Dedicated to reviews and news of music for film, TV and games

Thursday, July 20, 2006

CD REVIEW - Il Corsaro Nero

Il Corsaro Nero
Music by Gino Peguri
Digitmovies CDDM061 (Italy)
27 Tracks 57:45 mins

This 1971 Terence Hill/Bud Spencer starrer concerned the adventures of "Blackie the Pirate" and was, judging by the main theme, a typical comedy romp for the popular pair. The theme, a comical march, presented in Italian and English versions, with lead vocals by Paulo Ferrara, the track's co-writer, and choral support by the Nora Orlandi choir, is also featured in wordless variations throughout.
This album presents a reissue of the stereo tracks first issued on LP at the time of the film's release, plus bonus stereo tracks of alternate versions, and a further bonus section of mono alternates. Sound is of the label's usual high standards for all.
Just covering the main themes, as presented on the original LP tracks, excepting of course for the aforementioned comic march song, already covered; there are few tracks that aren't enjoyable to some degree, commencing with the lovely guitar and strings-lead theme "Nel Mar Dei Caraibi. This is followed by a beautiful love theme, "Gli Amori di Isabella," replete with mandolins. The catchy little tropical tune "Calipso dei Corsari" follows, then a Spanish dance, "Posada de Maria," typically with guitars and castanets. "All'Arrembaggioi" breaks up the light feel and is truly menacing. "Duello e Morte" is a typical western-styled trumpet-lead deguello.

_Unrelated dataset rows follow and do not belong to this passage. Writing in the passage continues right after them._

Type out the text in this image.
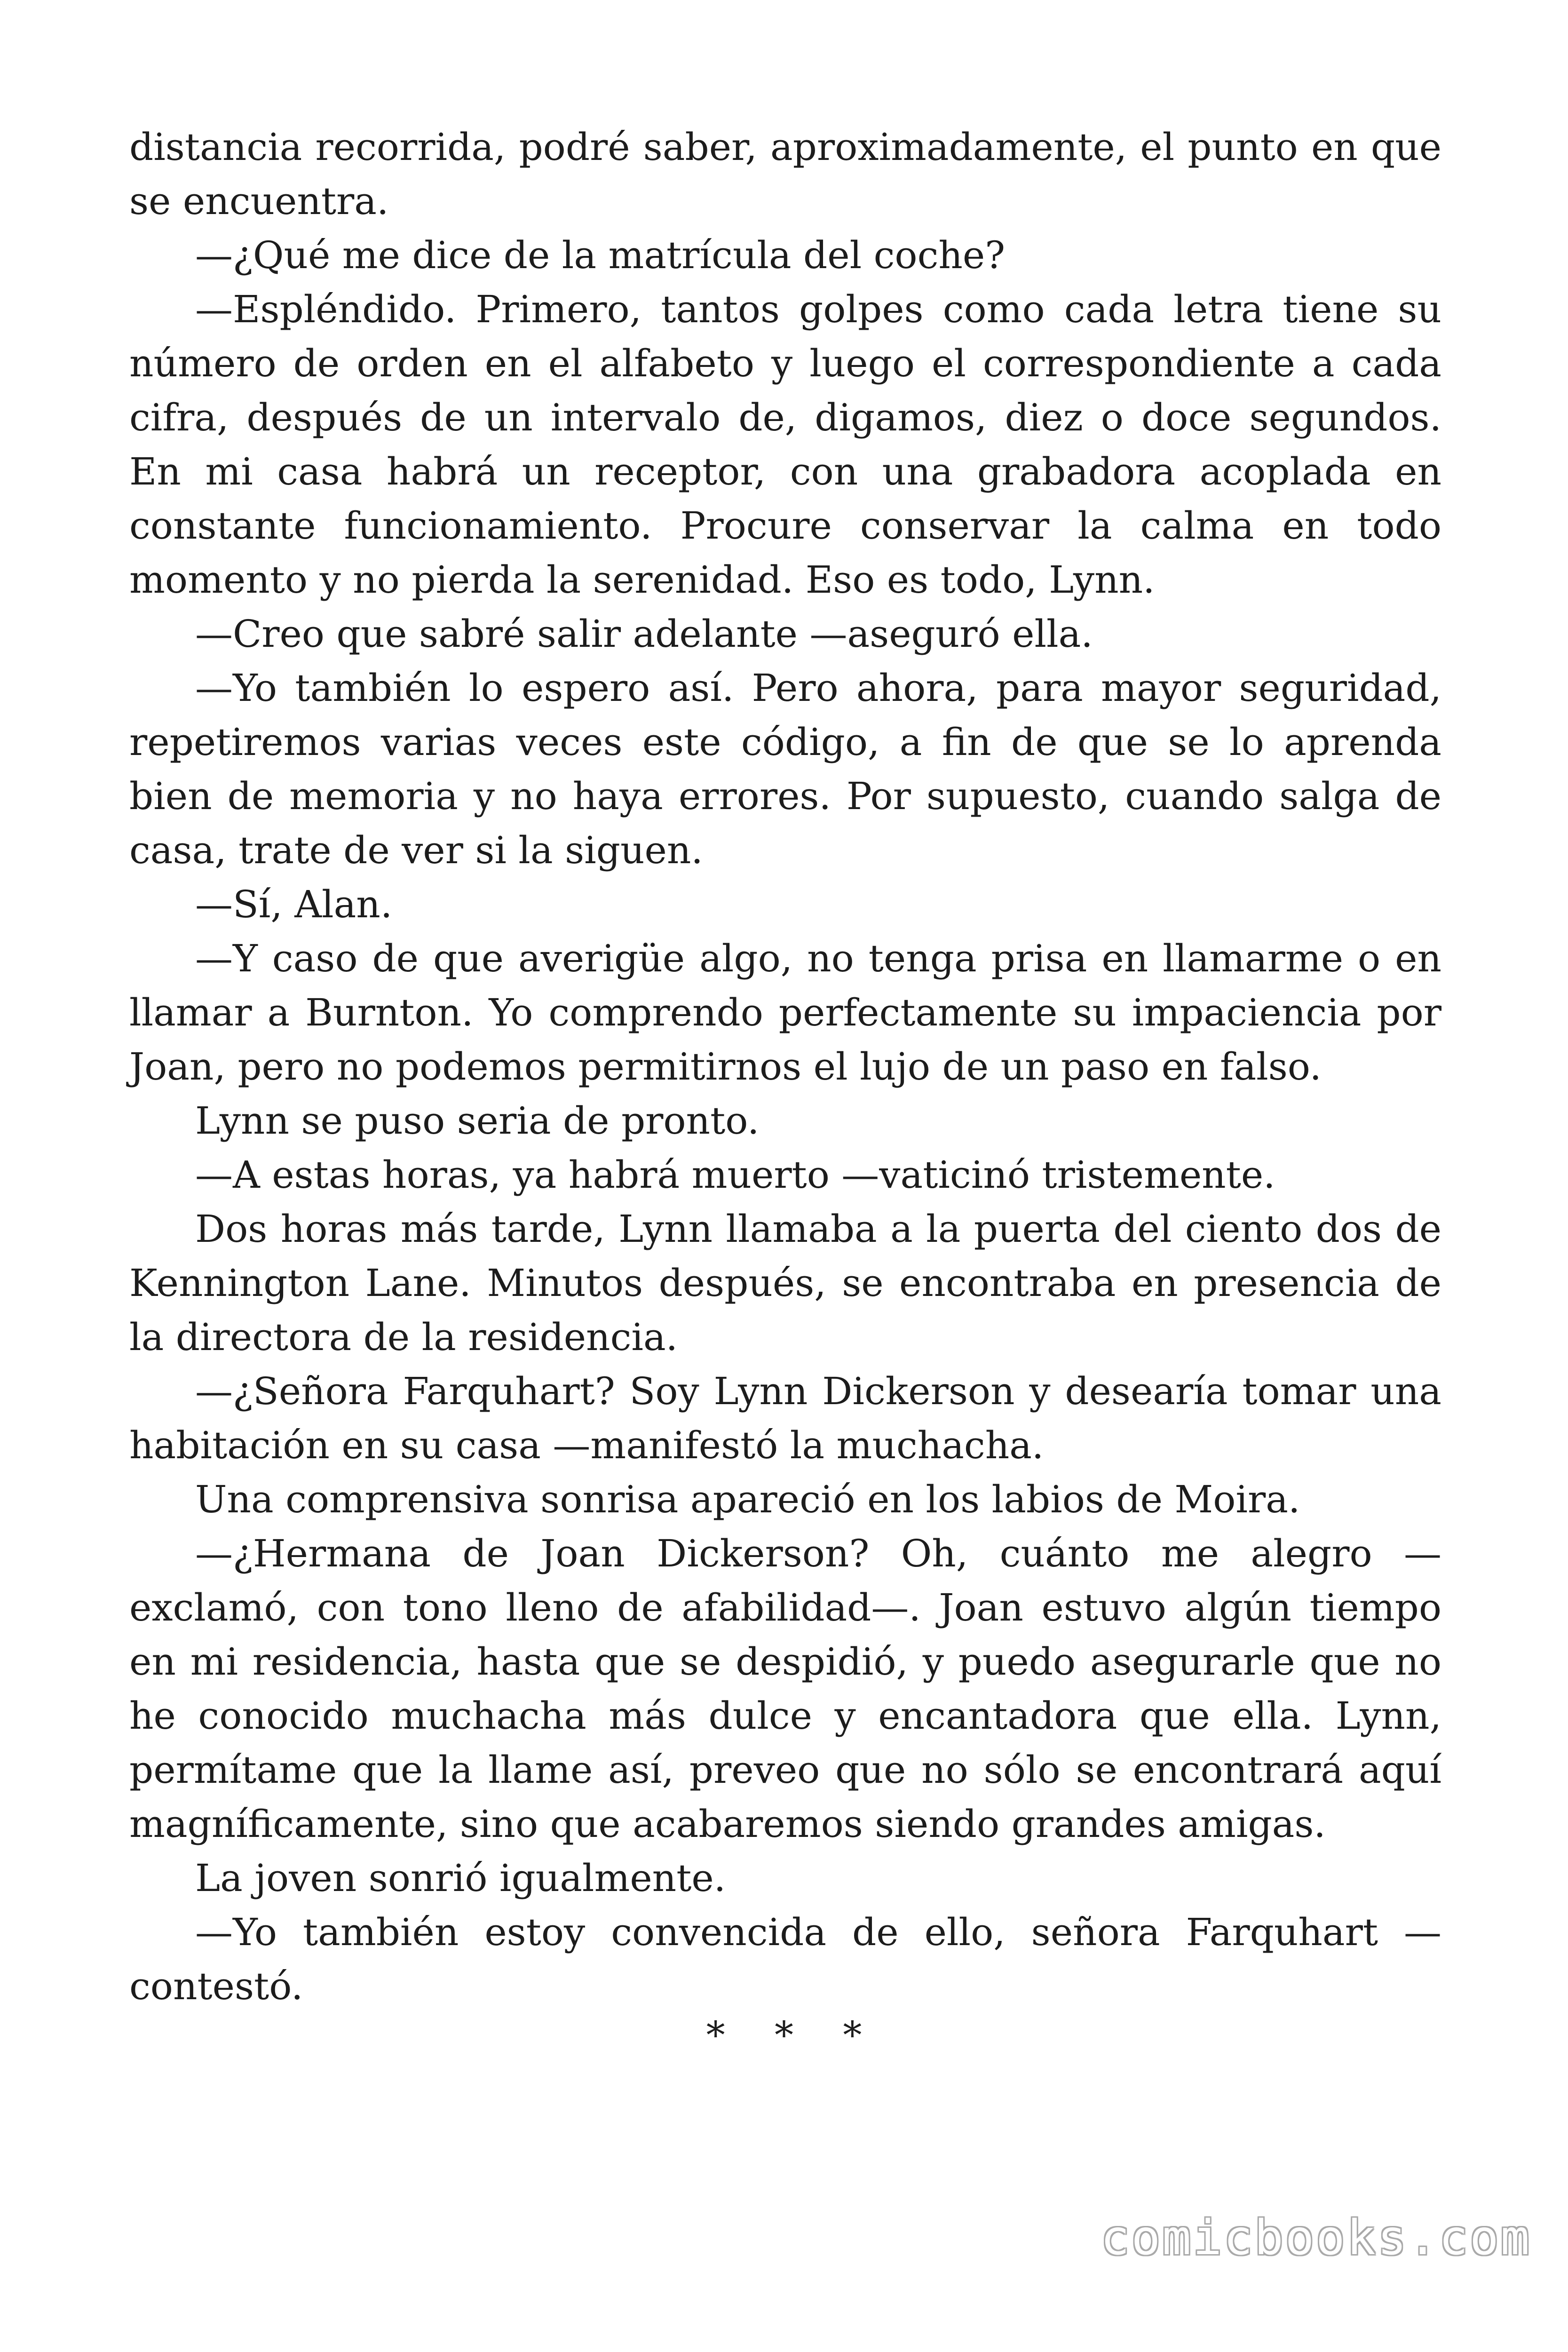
distancia recorrida, podré saber, aproximadamente, el punto en que se encuentra.

—¿Qué me dice de la matrícula del coche?

—Espléndido. Primero, tantos golpes como cada letra tiene su número de orden en el alfabeto y luego el correspondiente a cada cifra, después de un intervalo de, digamos, diez o doce segundos. En mi casa habrá un receptor, con una grabadora acoplada en constante funcionamiento. Procure conservar la calma en todo momento y no pierda la serenidad. Eso es todo, Lynn.

—Creo que sabré salir adelante —aseguró ella.

—Yo también lo espero así. Pero ahora, para mayor seguridad, repetiremos varias veces este código, a fin de que se lo aprenda bien de memoria y no haya errores. Por supuesto, cuando salga de casa, trate de ver si la siguen.

—Sí, Alan.

—Y caso de que averigüe algo, no tenga prisa en llamarme o en llamar a Burnton. Yo comprendo perfectamente su impaciencia por Joan, pero no podemos permitirnos el lujo de un paso en falso.

Lynn se puso seria de pronto.

—A estas horas, ya habrá muerto —vaticinó tristemente.

Dos horas más tarde, Lynn llamaba a la puerta del ciento dos de Kennington Lane. Minutos después, se encontraba en presencia de la directora de la residencia.

—¿Señora Farquhart? Soy Lynn Dickerson y desearía tomar una habitación en su casa —manifestó la muchacha.

Una comprensiva sonrisa apareció en los labios de Moira.

—¿Hermana de Joan Dickerson? Oh, cuánto me alegro —exclamó, con tono lleno de afabilidad—. Joan estuvo algún tiempo en mi residencia, hasta que se despidió, y puedo asegurarle que no he conocido muchacha más dulce y encantadora que ella. Lynn, permítame que la llame así, preveo que no sólo se encontrará aquí magníficamente, sino que acabaremos siendo grandes amigas.

La joven sonrió igualmente.

—Yo también estoy convencida de ello, señora Farquhart —contestó.

* * *
comicbooks.com
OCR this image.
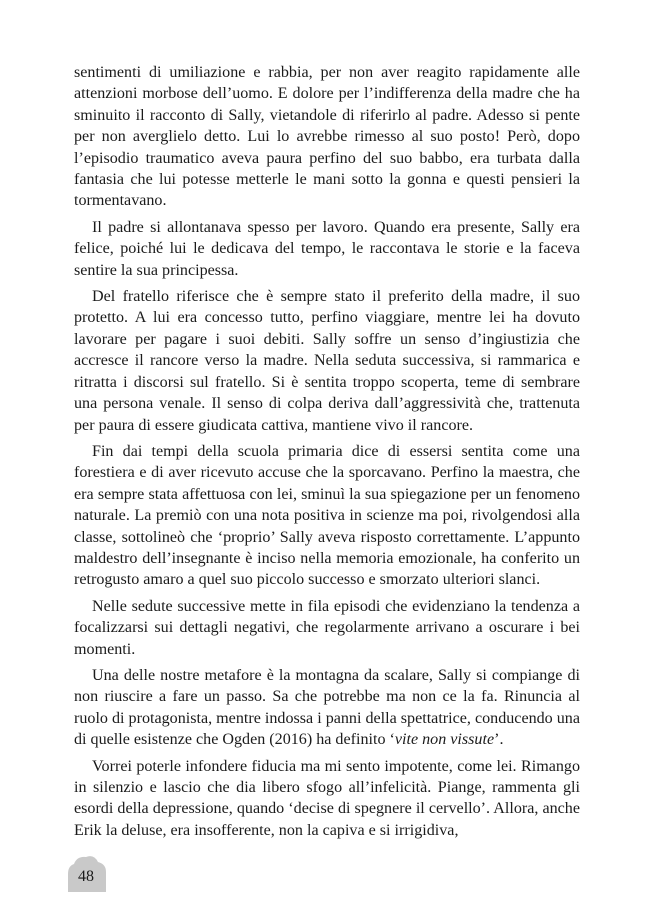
sentimenti di umiliazione e rabbia, per non aver reagito rapidamente alle attenzioni morbose dell’uomo. E dolore per l’indifferenza della madre che ha sminuito il racconto di Sally, vietandole di riferirlo al padre. Adesso si pente per non averglielo detto. Lui lo avrebbe rimesso al suo posto! Però, dopo l’episodio traumatico aveva paura perfino del suo babbo, era turbata dalla fantasia che lui potesse metterle le mani sotto la gonna e questi pensieri la tormentavano.

Il padre si allontanava spesso per lavoro. Quando era presente, Sally era felice, poiché lui le dedicava del tempo, le raccontava le storie e la faceva sentire la sua principessa.

Del fratello riferisce che è sempre stato il preferito della madre, il suo protetto. A lui era concesso tutto, perfino viaggiare, mentre lei ha dovuto lavorare per pagare i suoi debiti. Sally soffre un senso d’ingiustizia che accresce il rancore verso la madre. Nella seduta successiva, si rammarica e ritratta i discorsi sul fratello. Si è sentita troppo scoperta, teme di sembrare una persona venale. Il senso di colpa deriva dall’aggressività che, trattenuta per paura di essere giudicata cattiva, mantiene vivo il rancore.

Fin dai tempi della scuola primaria dice di essersi sentita come una forestiera e di aver ricevuto accuse che la sporcavano. Perfino la maestra, che era sempre stata affettuosa con lei, sminuì la sua spiegazione per un fenomeno naturale. La premiò con una nota positiva in scienze ma poi, rivolgendosi alla classe, sottolineò che ‘proprio’ Sally aveva risposto correttamente. L’appunto maldestro dell’insegnante è inciso nella memoria emozionale, ha conferito un retrogusto amaro a quel suo piccolo successo e smorzato ulteriori slanci.

Nelle sedute successive mette in fila episodi che evidenziano la tendenza a focalizzarsi sui dettagli negativi, che regolarmente arrivano a oscurare i bei momenti.

Una delle nostre metafore è la montagna da scalare, Sally si compiange di non riuscire a fare un passo. Sa che potrebbe ma non ce la fa. Rinuncia al ruolo di protagonista, mentre indossa i panni della spettatrice, conducendo una di quelle esistenze che Ogden (2016) ha definito ‘vite non vissute’.

Vorrei poterle infondere fiducia ma mi sento impotente, come lei. Rimango in silenzio e lascio che dia libero sfogo all’infelicità. Piange, rammenta gli esordi della depressione, quando ‘decise di spegnere il cervello’. Allora, anche Erik la deluse, era insofferente, non la capiva e si irrigidiva,

48
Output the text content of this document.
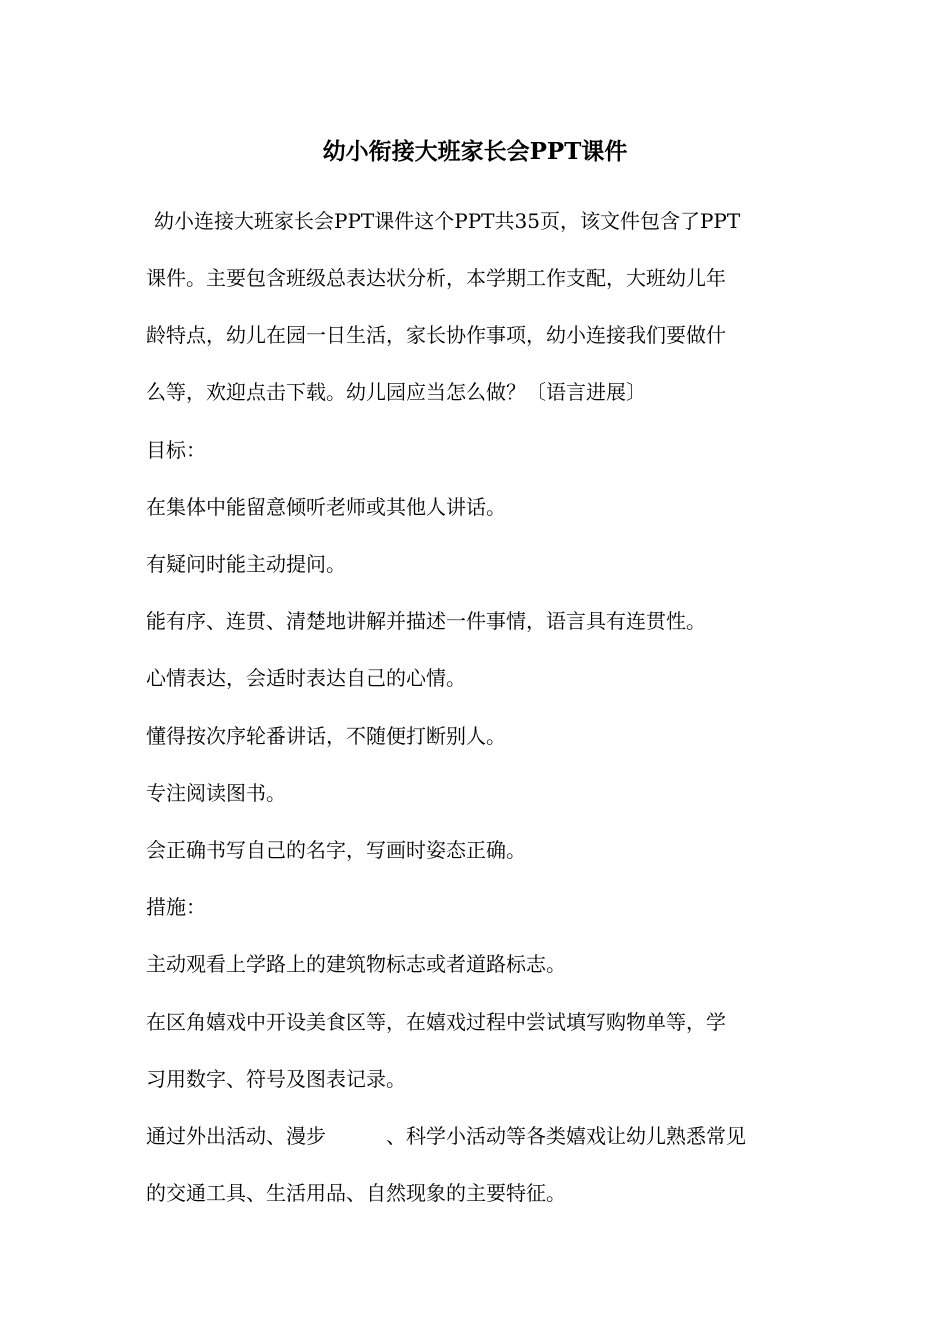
幼小衔接大班家长会PPT课件
幼小连接大班家长会PPT课件这个PPT共35页，该文件包含了PPT
课件。主要包含班级总表达状分析，本学期工作支配，大班幼儿年
龄特点，幼儿在园一日生活，家长协作事项，幼小连接我们要做什
么等，欢迎点击下载。幼儿园应当怎么做？〔语言进展〕
目标：
在集体中能留意倾听老师或其他人讲话。
有疑问时能主动提问。
能有序、连贯、清楚地讲解并描述一件事情，语言具有连贯性。
心情表达，会适时表达自己的心情。
懂得按次序轮番讲话，不随便打断别人。
专注阅读图书。
会正确书写自己的名字，写画时姿态正确。
措施：
主动观看上学路上的建筑物标志或者道路标志。
在区角嬉戏中开设美食区等，在嬉戏过程中尝试填写购物单等，学
习用数字、符号及图表记录。
通过外出活动、漫步　　　、科学小活动等各类嬉戏让幼儿熟悉常见
的交通工具、生活用品、自然现象的主要特征。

This is followed by a courtly variation on the love theme, then an adventurous Spanish-styled mover "Il Vicere di Spagna."
The bonus tracks reprise most if not all of the above themes, often in shorter versions, as the LP tracks are well rounded and obviously re-recorded for that format, as was the practice at the time. The end result is a thoroughly entertaining CD from a composer largely unfamiliar to me.
The accompanying booklet is, as always, packed with stills and poster artwork, and comes with Claudio Fuiano & Luca Di Silverio's notes on the film and its music.